In our example the filter might be the average rating of each book, which is just a single number. So by working out the average, you've projected your high-dimensional set onto the number line. You can now divide the number line up into overlapping intervals — that's easy to do. This organises your books into overlapping groups: each group has average ratings in the same interval.

But this isn't all. Simply looking at averages loses you quite a bit of information: a book that's been rated by 1000 customers who've all given it a 3 has the same average rating as a book that's been rated by just two customers who gave it a 2 and a 4. But you can recoup some of this information by looking at the data points in each group in more detail. You can cluster the points in each group according to some kind of measure of similarity. For example, you might put two books into the same cluster if the distribution of ratings they get, the number of 1s, and 2s etc, is similar. These individual clusters now give you your network nodes — each node corresponds to books with average ratings in the same range and a similar distribution of rankings. You connect two nodes if the corresponding clusters overlap. And just as the network for our wobbly circle captured its topology, so the network you get will capture aspects of the "shape" of your data set.

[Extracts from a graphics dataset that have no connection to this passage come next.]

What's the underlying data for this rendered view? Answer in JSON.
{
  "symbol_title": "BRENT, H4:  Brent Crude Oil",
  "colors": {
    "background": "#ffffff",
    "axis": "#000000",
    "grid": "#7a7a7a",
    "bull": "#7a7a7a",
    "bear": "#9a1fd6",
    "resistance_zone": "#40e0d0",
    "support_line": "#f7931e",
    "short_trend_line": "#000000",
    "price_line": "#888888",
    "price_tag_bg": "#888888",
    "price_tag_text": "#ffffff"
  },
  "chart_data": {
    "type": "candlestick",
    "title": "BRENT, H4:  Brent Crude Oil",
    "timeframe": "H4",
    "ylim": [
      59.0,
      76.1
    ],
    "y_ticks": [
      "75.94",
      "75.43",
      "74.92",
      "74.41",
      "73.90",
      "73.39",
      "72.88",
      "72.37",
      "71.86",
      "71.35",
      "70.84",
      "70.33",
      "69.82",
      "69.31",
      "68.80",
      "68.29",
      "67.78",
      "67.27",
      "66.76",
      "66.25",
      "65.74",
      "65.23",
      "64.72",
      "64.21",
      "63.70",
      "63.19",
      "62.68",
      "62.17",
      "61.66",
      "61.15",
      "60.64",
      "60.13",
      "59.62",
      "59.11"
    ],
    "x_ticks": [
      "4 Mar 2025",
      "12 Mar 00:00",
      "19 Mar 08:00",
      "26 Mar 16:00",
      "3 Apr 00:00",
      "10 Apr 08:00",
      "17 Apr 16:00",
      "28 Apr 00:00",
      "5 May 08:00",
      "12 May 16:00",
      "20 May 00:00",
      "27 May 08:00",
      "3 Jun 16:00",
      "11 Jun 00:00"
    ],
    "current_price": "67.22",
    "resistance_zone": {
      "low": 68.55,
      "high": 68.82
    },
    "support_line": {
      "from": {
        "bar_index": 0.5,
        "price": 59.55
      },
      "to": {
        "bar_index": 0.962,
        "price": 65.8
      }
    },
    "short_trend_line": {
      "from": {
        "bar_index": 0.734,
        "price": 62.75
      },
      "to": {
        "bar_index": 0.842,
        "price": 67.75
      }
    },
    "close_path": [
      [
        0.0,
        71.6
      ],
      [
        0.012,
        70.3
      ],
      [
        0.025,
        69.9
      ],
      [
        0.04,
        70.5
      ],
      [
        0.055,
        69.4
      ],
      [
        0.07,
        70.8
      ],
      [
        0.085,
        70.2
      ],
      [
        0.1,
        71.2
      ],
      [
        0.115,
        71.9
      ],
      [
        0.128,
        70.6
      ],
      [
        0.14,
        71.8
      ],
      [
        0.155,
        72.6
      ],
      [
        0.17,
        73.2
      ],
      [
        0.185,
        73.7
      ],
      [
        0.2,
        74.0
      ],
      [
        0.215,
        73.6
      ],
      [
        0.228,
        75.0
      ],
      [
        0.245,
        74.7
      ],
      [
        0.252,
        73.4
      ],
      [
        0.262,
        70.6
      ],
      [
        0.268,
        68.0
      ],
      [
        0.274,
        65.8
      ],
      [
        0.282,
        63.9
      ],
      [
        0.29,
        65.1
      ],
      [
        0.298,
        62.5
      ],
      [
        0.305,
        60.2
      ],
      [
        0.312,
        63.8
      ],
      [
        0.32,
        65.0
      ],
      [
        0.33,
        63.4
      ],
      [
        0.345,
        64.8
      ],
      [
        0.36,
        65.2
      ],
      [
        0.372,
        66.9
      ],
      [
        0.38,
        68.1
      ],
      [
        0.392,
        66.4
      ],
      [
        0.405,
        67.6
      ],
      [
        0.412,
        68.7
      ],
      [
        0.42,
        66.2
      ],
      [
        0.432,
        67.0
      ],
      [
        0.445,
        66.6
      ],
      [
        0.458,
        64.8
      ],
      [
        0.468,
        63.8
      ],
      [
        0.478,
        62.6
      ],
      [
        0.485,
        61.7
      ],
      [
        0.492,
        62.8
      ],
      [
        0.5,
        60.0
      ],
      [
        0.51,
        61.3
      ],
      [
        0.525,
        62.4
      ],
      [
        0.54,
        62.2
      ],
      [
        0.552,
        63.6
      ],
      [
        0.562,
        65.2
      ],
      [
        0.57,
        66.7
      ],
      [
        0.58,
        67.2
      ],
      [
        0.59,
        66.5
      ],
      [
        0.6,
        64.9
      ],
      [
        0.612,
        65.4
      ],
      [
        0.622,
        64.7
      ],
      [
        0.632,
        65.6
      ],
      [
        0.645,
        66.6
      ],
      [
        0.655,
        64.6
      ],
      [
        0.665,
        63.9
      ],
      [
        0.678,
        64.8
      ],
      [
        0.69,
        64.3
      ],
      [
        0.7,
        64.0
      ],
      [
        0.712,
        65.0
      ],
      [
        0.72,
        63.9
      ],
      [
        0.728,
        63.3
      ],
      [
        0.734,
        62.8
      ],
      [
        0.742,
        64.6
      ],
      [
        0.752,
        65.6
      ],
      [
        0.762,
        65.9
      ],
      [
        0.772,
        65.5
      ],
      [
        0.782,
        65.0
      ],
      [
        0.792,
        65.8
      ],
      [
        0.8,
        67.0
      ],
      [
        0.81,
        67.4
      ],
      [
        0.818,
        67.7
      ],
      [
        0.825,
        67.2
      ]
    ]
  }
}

Carlsson and his colleagues have applied this technique to a range of situations, including one involving tissue samples taken from breast cancer patients. In this case a data point corresponded to a sample, which came with a long list of information capturing how much the expression levels of different genes deviate from those for normal tissue. The filter function they used gave a number for each sample which measured the overall deviation for all genes taken together, ignoring the exact contributions from individual genes. They then clustered the data in each individual group using a similarity measure that is commonly used when dealing with genetic information.

The network they came up with is shown below. It includes a chain of nodes which corresponds to types of cancer that had never been identified as being related before (marked as c-MYB+ in the figure below). And when they conducted further analyses on these cancers the researchers found that they do indeed have distinct biological characteristics and that there was a 100% survival rate in the patients from which the tissue samples were taken. This gives us clues as to how the nature of a cancer depends on the activity of different genes. No other attempt at analysing the data had spotted this connection.

Cancer network

The colours of the nodes represent the average value of the filter function on the corresponding interval. The size of the nodes reflects the number of samples that correspond to each node. The chain of nodes marked c-MYB+ is the subgroup of cancers that had not been identified before. Image from a paper by Carlsson and colleagues which appeared in Proceedings of the National Academy of Sciences.

The researchers didn't do all the analysis by hand. There's a software tool which produces the network for you. You need to give the software a number of inputs: your data, the filter function and a similarity measure with which to do the clustering. And if you choose them well, then your network might reveal information you wouldn't have been able to see otherwise.